For any $\lambda\in\sigma(A),$ let us show that $\lambda^3\in\sigma(A^3).$ Arguing via contradiction and assuming that $\lambda^3\in\rho(A^3),$ that is, $\lambda^3I-A^3:X\to X$ is injective and also surjective. We note that $$\lambda^3 I-A^3=(\lambda I-A)(\lambda^2I+\lambda A+A^2)=(\lambda^2I+\lambda A+A^2)(\lambda I-A),$$ then $\lambda^2I+\lambda A+A^2:X\to X$ is injective and also surjective, and $\lambda I-A$ is injective, but it must not be surjective since $\lambda\in\sigma(A).$ For any operator $T:X\to X,$ we denote by $R(T)$ the range of $T.$ Since $R(\lambda I-A)\subsetneqq X$ and $(\lambda^2 I+\lambda A+A^2)|_{R(\lambda I-A)}:R(\lambda I-A)\to X$ is surjective, we conclude that $\lambda^2 I+\lambda A+A^2:X\to X$ should not be injective, a contradiction.
On the other hand, if $\mu\in\sigma(A^3),$ let $\omega_1,\omega_2,\omega_3\in\mathbb C$ be the complex solutions of the equation $z^3=\mu.$ Then we obtain $$\mu I-A^3=\prod_{i=1}^3(\omega_iI-A),$$ and there must be some $i\in\{1,2,3\}$ such that $\omega_i I-A:X\to X$ does not possess bounded inverse, so $\omega_i\in\sigma(A).$
For above proof of my question, is it true?
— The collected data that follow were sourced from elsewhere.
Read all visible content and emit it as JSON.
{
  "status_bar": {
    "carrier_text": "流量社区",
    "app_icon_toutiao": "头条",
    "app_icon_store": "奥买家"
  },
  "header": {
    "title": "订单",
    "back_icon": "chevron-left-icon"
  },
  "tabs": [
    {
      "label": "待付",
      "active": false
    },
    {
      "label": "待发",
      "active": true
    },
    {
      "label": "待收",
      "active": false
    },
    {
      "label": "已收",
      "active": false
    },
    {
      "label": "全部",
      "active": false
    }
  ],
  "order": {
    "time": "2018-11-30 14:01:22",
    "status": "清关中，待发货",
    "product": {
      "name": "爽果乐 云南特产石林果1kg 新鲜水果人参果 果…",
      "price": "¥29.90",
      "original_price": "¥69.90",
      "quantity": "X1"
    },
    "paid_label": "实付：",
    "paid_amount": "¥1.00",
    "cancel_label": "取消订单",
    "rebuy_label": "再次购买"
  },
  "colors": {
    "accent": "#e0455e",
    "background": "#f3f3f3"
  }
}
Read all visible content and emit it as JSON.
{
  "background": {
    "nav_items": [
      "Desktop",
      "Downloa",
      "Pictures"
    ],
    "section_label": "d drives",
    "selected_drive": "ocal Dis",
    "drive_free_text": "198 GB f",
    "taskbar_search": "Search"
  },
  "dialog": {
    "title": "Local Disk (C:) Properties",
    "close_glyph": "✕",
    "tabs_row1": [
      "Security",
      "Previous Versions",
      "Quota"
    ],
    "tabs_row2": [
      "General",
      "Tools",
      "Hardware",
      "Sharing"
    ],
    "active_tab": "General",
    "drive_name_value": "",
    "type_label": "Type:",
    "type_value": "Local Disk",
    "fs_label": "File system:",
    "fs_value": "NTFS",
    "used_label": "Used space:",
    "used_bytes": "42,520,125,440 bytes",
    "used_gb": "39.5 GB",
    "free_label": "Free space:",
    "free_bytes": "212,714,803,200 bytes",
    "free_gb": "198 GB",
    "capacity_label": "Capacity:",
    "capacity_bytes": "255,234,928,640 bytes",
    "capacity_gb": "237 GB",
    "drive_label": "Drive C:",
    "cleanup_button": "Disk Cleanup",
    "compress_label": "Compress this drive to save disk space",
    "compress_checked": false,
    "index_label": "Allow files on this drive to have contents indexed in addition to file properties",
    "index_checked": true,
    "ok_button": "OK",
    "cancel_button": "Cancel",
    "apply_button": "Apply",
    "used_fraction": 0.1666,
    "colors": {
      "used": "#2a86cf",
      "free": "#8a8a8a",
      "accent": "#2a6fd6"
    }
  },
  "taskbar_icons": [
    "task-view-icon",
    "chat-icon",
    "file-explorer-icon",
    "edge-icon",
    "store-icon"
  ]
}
Any comments are welcome and thanks in advance!
Let $\lambda \in \mathbb{C}$ be given with $\lambda\ne 0$. Let $\lambda_1,\lambda_2,\lambda_3$ be the unique roots of $p(z)=z^3-\lambda$. Then $$ A^3-\lambda I = (A-\lambda_1 I)(A-\lambda_2 I)(A-\lambda_3 I). $$ $A^{3}-\lambda I$ is non-invertible iff one of the factors on the right is non-invertible. That is, $\lambda\in\sigma(A^3)$ iff $\{ \lambda_1, \lambda_2,\lambda_3 \} \cap\sigma(A) \ne \emptyset$. Equivalently, $\lambda\in\sigma(A^3)$ iff $\lambda \in \sigma(A)^3$. The case of $\lambda=0$ is easily handled separately.